何度目かわからない斬撃で、信司は体勢を崩す。ここぞとばかりにさらなる斬撃が飛んできて、反射的に『ブレイカー』で逸らそうとする。がきんっ、と金属がぶつかる嫌な音がして信司は正確に斬撃をとらえたと直感したが、しかし左肩に焼け付くような痛みが走った。
「一本の棒のように斬撃を繰り出している訳ではないのか……」
先ほどの現象から、信司はこの兵士が使う棒の機能をあらかた把握する。この兵士はあの棒から一直線上に刃を伸ばしているのではなく、あの棒の直線上に沿って空気中の「何か」を高速で飛ばしているのだ。
厄介……だが。
「〈外〉のやつらと比べたら、まだまだだな」
信司は不敵に笑うと、来る斬撃をぎりぎりでかわす。きわどい避け方になってきたが、しかし先ほどと違い、斬撃は信司にかすりもしなくなった。それから何度兵士が斬撃を飛ばしても、信司は体勢を崩す気配すら見せない。
「あんた、いいプロテクト使ってるな。見たことないプログラムだったから、時間がかかったよ」
涼しい顔でそう語りかける様子に、兵士も焦りを隠せなくなる。
それを見て取り、信司は斬撃を避けながらエネルギーのコードを解放して、兵士に一気に肉薄する。そのまま『ブレイカー』を横凪ぎにふるい、兵士の武器を両断せんとした。
対する兵士は慌てて棒を構え、そこから文字列のような光を発生させる。そうして『ブレイカー』が接触する瞬間、多量のエネルギーを解放した。
『ブレイカー』が、兵士の解放したエネルギーによって信司の手を離れ、宙を舞う。

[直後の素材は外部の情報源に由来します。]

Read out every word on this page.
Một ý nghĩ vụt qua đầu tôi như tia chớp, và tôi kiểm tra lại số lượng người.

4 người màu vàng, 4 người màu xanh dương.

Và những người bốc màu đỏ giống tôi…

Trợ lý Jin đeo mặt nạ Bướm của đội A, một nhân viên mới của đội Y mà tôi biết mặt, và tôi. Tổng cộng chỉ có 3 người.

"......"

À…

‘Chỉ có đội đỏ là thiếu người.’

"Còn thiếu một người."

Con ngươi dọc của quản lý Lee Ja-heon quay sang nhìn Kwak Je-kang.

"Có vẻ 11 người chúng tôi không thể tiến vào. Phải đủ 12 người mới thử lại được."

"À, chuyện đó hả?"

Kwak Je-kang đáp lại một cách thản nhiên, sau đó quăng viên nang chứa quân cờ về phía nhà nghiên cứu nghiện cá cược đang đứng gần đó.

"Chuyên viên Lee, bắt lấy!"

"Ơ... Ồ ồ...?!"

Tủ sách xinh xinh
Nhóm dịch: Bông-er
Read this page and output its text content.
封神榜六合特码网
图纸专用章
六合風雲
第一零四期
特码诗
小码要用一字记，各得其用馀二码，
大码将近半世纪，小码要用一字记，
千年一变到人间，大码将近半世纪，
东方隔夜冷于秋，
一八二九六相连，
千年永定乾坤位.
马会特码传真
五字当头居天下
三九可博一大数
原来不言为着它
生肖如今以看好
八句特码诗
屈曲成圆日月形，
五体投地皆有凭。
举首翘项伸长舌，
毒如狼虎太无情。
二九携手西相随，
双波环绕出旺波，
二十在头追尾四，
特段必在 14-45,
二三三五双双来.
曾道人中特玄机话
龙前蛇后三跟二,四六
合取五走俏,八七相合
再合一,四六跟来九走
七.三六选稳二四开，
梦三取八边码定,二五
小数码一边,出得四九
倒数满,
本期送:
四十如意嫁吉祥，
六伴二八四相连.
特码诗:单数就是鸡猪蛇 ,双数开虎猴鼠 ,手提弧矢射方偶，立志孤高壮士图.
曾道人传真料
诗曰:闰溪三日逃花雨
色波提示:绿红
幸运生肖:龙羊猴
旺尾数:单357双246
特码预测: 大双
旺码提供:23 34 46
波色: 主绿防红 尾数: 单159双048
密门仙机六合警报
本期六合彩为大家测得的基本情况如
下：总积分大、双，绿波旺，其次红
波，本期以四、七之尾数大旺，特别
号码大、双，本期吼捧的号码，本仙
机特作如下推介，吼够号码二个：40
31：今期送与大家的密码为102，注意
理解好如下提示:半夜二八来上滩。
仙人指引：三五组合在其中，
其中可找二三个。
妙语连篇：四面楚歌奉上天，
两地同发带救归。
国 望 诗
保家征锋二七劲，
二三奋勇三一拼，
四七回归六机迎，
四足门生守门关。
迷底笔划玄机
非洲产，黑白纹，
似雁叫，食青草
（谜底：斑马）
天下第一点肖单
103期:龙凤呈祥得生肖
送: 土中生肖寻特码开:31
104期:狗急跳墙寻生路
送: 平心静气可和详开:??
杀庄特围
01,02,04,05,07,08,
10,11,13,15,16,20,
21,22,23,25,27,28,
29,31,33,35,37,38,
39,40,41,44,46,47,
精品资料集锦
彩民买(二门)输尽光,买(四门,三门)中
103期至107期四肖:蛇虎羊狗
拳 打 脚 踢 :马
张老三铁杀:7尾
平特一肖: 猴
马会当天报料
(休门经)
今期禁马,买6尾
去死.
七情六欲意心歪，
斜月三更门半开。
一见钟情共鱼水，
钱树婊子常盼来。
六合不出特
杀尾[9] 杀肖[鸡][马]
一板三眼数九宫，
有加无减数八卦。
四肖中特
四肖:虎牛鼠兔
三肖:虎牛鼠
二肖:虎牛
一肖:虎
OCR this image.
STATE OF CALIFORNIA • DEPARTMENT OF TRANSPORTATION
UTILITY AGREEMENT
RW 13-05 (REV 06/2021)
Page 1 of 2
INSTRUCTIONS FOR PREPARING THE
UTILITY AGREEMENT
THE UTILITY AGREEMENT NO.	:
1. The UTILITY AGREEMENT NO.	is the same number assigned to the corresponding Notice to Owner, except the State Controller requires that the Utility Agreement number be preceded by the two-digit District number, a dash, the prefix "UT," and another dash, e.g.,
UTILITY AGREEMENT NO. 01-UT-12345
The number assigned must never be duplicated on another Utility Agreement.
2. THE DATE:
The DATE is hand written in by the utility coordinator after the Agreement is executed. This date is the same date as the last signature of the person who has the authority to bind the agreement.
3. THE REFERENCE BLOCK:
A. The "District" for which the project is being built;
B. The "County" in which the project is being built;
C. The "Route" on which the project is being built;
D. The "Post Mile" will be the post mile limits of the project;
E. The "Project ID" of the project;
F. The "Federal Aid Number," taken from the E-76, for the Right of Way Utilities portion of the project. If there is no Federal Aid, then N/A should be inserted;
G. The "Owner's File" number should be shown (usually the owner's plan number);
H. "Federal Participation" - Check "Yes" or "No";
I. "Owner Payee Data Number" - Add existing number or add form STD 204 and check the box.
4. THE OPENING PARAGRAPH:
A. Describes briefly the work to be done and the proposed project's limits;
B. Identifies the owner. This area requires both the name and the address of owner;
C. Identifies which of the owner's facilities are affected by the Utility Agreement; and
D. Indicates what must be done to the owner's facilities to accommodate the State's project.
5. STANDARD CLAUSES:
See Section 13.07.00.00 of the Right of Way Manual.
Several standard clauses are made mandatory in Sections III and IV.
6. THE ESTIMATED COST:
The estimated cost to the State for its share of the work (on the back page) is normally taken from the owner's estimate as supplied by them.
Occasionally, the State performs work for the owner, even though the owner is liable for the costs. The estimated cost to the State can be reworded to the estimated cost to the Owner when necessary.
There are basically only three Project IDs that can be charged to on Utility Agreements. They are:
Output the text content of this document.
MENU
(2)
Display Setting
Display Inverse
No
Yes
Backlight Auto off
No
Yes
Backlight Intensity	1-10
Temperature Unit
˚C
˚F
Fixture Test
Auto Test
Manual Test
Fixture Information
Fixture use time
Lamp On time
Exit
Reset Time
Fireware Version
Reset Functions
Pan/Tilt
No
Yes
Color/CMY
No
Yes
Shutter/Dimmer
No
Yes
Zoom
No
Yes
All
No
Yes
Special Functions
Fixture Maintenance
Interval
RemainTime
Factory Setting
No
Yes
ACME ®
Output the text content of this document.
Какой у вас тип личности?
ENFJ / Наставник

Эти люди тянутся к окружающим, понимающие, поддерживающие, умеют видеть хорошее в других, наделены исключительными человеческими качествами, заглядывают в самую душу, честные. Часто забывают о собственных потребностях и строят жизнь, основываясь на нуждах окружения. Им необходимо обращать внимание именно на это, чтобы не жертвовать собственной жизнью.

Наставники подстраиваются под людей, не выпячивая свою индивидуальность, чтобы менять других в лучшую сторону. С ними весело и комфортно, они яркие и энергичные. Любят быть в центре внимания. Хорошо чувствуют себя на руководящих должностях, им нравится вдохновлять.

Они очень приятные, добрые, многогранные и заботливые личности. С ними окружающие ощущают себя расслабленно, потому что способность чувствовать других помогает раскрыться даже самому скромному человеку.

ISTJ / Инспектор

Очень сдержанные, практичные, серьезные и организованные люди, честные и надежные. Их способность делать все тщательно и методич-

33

兵士はとどめとばかりに棒を振りかぶるが、そこに信司の姿はなかった。
「言っただろ? まだまだだって」
兵士の背後に回った信司は、当て身をするように拳を突き出し、そこから大量の文字列を流し込んだ。
兵士は多量の情報に脳を混乱させ、たまらずその場に倒れ込む。
それから、その場にいた兵士たちが当分目を覚ましそうにないことを確認すると、信司は住民たちへと振り返り、怒声をとばした。
「急げ! 俺たちは第五公園であんたたちを脱出させる。行け!」
住民たちが、はじかれたように信司が指さす方角へと走っていく。
「絶対に、守ってみせる……」
信司は呟くと、次なる標的を探して、弾丸のように飛び立った。